Low Dose-what’s the occupancy- Anders Sorensen
How much of your brain’s target receptors are still blocked at “low” doses of antidepressants and antipsychotics? Here’s what receptor occupancy studies show:
•Duloxetine 5 mg → up to 44% of receptors blocked
•Venlafaxine 2.4 mg → up to 34% of receptors blocked
•Sertraline 10 mg → up to 49% of receptors blocked
•Fluoxetine 1 mg → up to 30% of receptors blocked
•Citalopram 1 mg → up to 16% of receptors blocked
•Escitalopram 5 mg → up to 67% of receptors blocked
•Vortioxetine 2.5 mg → up to 49% of receptors blocked
•Paroxetine 5 mg → up to 52% of receptors blocked
•Aripiprazole 1 mg → up to 57% of receptors blocked
•Brexpiprazole 1 mg → up to 64% of receptors blocked
•Olanzapine 2.5 mg → up to 36% of receptors blocked
•Lurasidone 10 mg → up to 43% of receptors blocked
•Risperidone 1 mg → up to 55% of receptors blocked
Even at what most doctors are taught to call “tiny” doses, these medications still have a powerful effect on the brain. This is why psychiatric drugs must be tapered very slowly – especially at the lower end – if severe and protracted withdrawal is to be avoided after long-term use.

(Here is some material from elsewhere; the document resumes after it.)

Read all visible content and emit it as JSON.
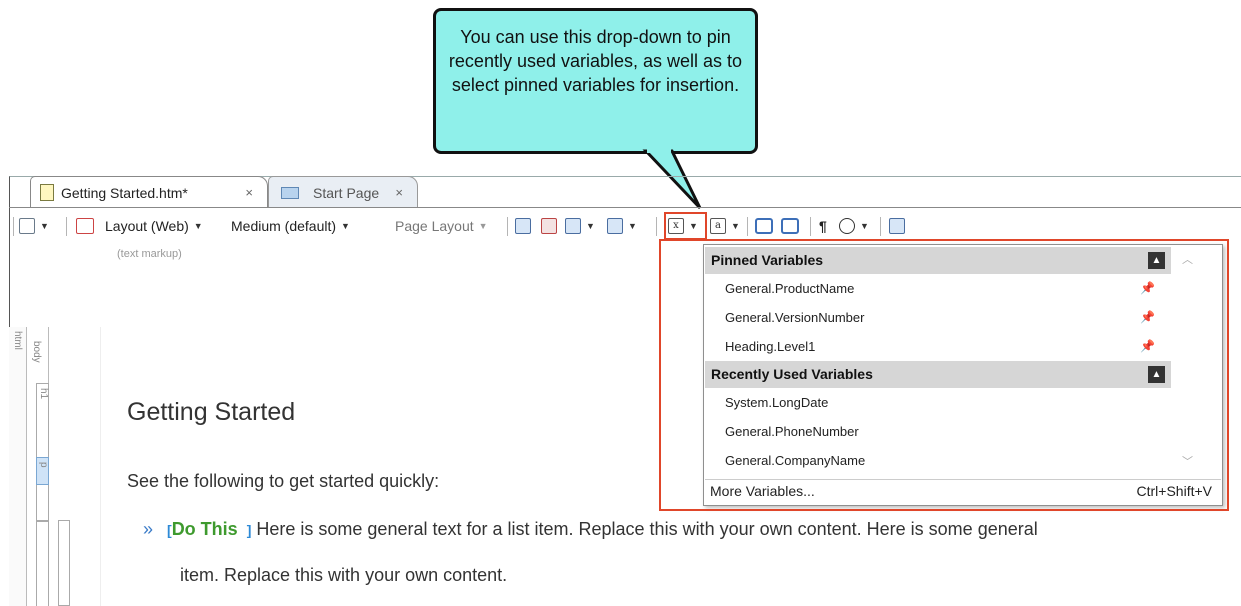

Following the drug’s receptor occupancy curve when tapering is called hyperbolic tapering.
To achieve the 3-10% reductions often needed for a safe taper, people find themselves needing to:
1) Cut and weigh tablets using a pill cutter or razor
2) Open capsules and count the hundreds of tiny beads inside
3) Dissolve the tablet in water to and measure out precise doses with a syringe
So, if your doctor says, “Just stop at the lowest dose,” – educate them. Show them this data – it’s hardcore neurobiology.